Therefore both "electromagnetic wave" and "photon" are acceptable descriptors of light. Usually the first phrase is used to describe light when it is acting as a wave and the latter term when it is acting as a particle.
This becomes important depending on the phenomena a physicist is examining. In certain situations and in certain experiments, photons act like physicists expect particles to act, for instance, when observing the photoelectric effect. In other situations and experiments, light acts more like waves, such as when modulating a radio station.
What Is Quantization?
Anything restricted to discrete values rather than existing on a continuous spectrum is undergoing quantization.
Quantization in an atom explains that the amount of energy that can be emitted in the form of a photon will occur only in multiples of the elementary unit Planck's constant, h.
h = 6.6262 x 10 -34 joule-seconds
This unit, discovered by Max Planck in the late 1800s, is one of the most bizarre and important units in physics. It describes the relationship between a wave-particle's frequency and its energy level, and thus sets a lower lower limit on the certainty with which we can understand the structure of matter.
One of the biggest ramifications of knowing this limit, which also helped begin the odd-but-real field of study known as quantum physics, is that at the smallest sub-atomic levels the position of particles is only describable as a probability. Put another way, only a sub-atomic particle's position or velocity can be known with certainty at any given time, but not both.
Defining the quanta h lead to an equation for the energy of a photon:
E = hf
where energy E is in joules (J), Planck's constant h is in joule-seconds (Js) and frequency f is in hertz (Hz).
Properties of Photons and Electromagnetic Radiation
Most people probably think of particles as being tiny units of matter, which are sized according to their masses. This makes the particle form of light a particularly strange beast since, as a unit of pure energy, a photon has zero mass.
Another important property of photons is that they always travel at the speed of light, ~ 300,000,000 m/s in the vacuum of empty space. Light can travel slower than that – any time it encounters other matter it interacts with it and slows down, so that the denser the material through which light is traveling, the slower it goes. However, nothing in the universe can travel faster than light. Not the fastest rocket nor the most accelerated atomic particle.
The speed of light, ~300,000,000 m/s, is the fastest that anything can travel. This is why it is also referred to as the speed limit of the universe.
In this way, understanding light is critical to understanding the fundamental limits of the universe itself, from its very largest to its very smallest.
Although light always travels at the same speed in a given medium, as a form of electromagnetic radiation, it can have different frequencies or wavelengths. The frequencies and wavelengths of light as electromagnetic waves change inversely with one another along a spectrum.
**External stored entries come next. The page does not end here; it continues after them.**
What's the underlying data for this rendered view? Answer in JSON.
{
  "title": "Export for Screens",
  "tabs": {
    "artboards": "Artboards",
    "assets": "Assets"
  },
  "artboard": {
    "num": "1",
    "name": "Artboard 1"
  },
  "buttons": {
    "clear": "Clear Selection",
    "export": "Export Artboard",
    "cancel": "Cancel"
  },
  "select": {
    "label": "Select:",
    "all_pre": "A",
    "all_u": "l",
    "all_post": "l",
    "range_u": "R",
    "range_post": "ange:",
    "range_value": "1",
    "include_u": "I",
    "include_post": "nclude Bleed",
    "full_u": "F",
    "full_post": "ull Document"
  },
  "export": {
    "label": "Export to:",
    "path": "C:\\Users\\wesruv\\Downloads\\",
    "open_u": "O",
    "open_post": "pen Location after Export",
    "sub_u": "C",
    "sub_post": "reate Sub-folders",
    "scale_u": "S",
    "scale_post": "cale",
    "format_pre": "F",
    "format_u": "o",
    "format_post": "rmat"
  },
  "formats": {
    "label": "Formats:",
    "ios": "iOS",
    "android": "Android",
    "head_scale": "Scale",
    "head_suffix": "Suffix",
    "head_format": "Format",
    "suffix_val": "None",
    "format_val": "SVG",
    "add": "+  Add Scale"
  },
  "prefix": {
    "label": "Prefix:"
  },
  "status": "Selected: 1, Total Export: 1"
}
At the longest wavelength and lowest frequency end are radio waves, after which come microwave, infrared, visible light, ultraviolet, X-ray and high-energy gamma rays, each with progressively shorter wavelengths and higher frequencies.
Elementary Particles and the Standard Model of Particle Physics
Physicists in the 1930s began to learn that all the matter in the universe is composed of a few fundamental particles, known as elementary particles, which are all governed by the same set of fundamental forces. The Standard Model of particle physics is a set of equations attempting to succinctly describe how all of these elementary particles and the fundamental forces relate. Light is a critical piece of this universal description.
In development since the 1970s, the Standard Model has so far correctly predicted the results of many, though not all, quantum physics experiments. A glaring problem yet to be resolved in the model is how to incorporate gravity into the set of equations. Additionally, it fails to provide answers about some large cosmological questions, including figuring out what dark matter is or to where did all the antimatter created in the Big Bang disappear. Still, it is widely accepted and considered the best theory for explaining the fundamental nature of our existence to date.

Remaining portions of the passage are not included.